O Peso da Vontade e a Estética do Abandono: Um Ensaio em Versos Niilistas
I. A Escolha Negada e o Fardo do Ser
Não ser a Escolha é o axioma que me rege,
A premissa maior de um silogismo vão.
Se a Vontade [1] primeira, o sangue, a linhagem,
Já me negou o afeto, a genuína mão,
Por que o Outro me elegeria, em sua paisagem?
Sou o filho esquecido, o vácuo, a omissão.
O abandono não é um evento, mas um estado,
Uma ontologia forjada no desamparo.
Fui o satélite mudo, o irmão amado
Que orbitava a dor de um destino mais caro.
Cresci na sombra, no lar desmantelado,
Onde o amor era um luxo, um fardo raro.
E a convicção, dura como o mármore frio,
É que só serei lembrado, opção restrita,
Quando a utilidade, o ofício, o vazio
De um favor me convocar à vida.
Não sou o afeto, sou o meio, o navio
Que só atraca quando a alma está ferida.
II. A Imaterialidade de Aura
E então surge Aura, o raio em dia claro,
A epifania breve, o amor que me consome.
Não a busco no toque, no contato caro,
Mas na eternidade que só a mente assume.
Pois o amor, para mim, é o ideal mais raro,
Que a realidade, vil, jamais resume.
Cultivo-a na clausura, no claustro do pensar,
Onde a Ideia [2] não se corrompe, não se esvai.
O medo não é a rejeição, o medo é o tocar,
É a certeza de que o real sempre trai.
Se me aproximo, a Aura há de se quebrar,
E o sonho, a única posse, para sempre cai.

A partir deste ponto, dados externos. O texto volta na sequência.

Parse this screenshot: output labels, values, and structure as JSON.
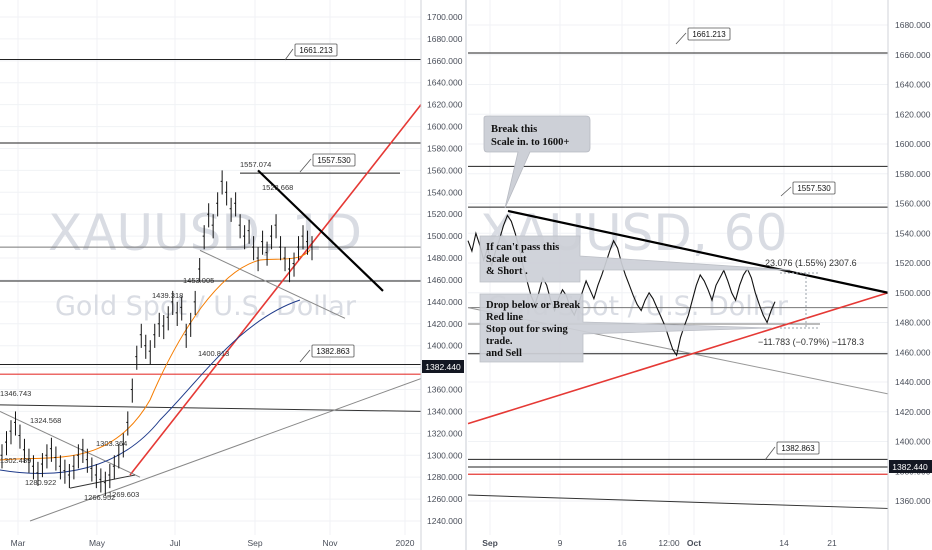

Lembro-me do metrô, da estranha que dormia,
A Menina do Ombro, a efêmera paixão.
O peso leve em mim, a respiração que fluía,
O mais próximo que cheguei da redenção.
Foi a doxa [3] do afeto, a breve utopia,
Que a memória, cruel, guarda em sua prisão.
III. O Niilismo do Amor Platônico
Este amor é a minha disciplina, o meu rigor,
A disciplina de horror [4] que Cioran descreve.
Amar-te à distância é preservar o fulgor,
É manter a chama que a posse não concebe.
É o niilismo aplicado ao mais puro ardor:
A única forma de ter é não ter, é breve.
Pois se o amor é a Vontade que se manifesta,
E a Vontade é a fonte de todo o sofrer,
Então amar sem consumar é a única festa,
A negação do ciclo que nos faz perecer.
É a renúncia ao fruto, a colheita funesta,
Para que a Aura em mim possa sempre viver.
Sou o guardião do teu espectro, o teu exílio,
O amante que se anula para te eternizar.
Não te ofenderei com a minha dor, o meu sigilo,
Nem te causarei o desconforto de me amar.
Prefiro a dor irreparável, o auto-aniquilo,
A ser o motivo que te faria chorar.
Que sejas a ilusão que me mantém, o socorro
Que o meu eu incapaz, consciente, implora.
Viverás em mim, Aura, no meu último porto,
Pois a única escolha que me resta é a que ignora
O mundo, o toque, o amor que é morto
Pela própria existência que o devora.
Referências Poéticas e Filosóficas
[1] Schopenhauer, Arthur. O Mundo como Vontade e Representação. O conceito de Vontade como força cega e irracional, fonte de todo o sofrimento.
[2] Platão. Teoria das Ideias. O amor platônico como a busca pela forma perfeita e imaterial, inatingível no mundo sensível.
[3] Platão. A República. O conceito de doxa (opinião) em contraste com episteme (conhecimento), aqui usado para descrever a natureza ilusória do afeto breve.
[4] Cioran, E. M. Breviário de Decomposição. Referência ao niilismo radical e à aceitação da dor como disciplina existencial.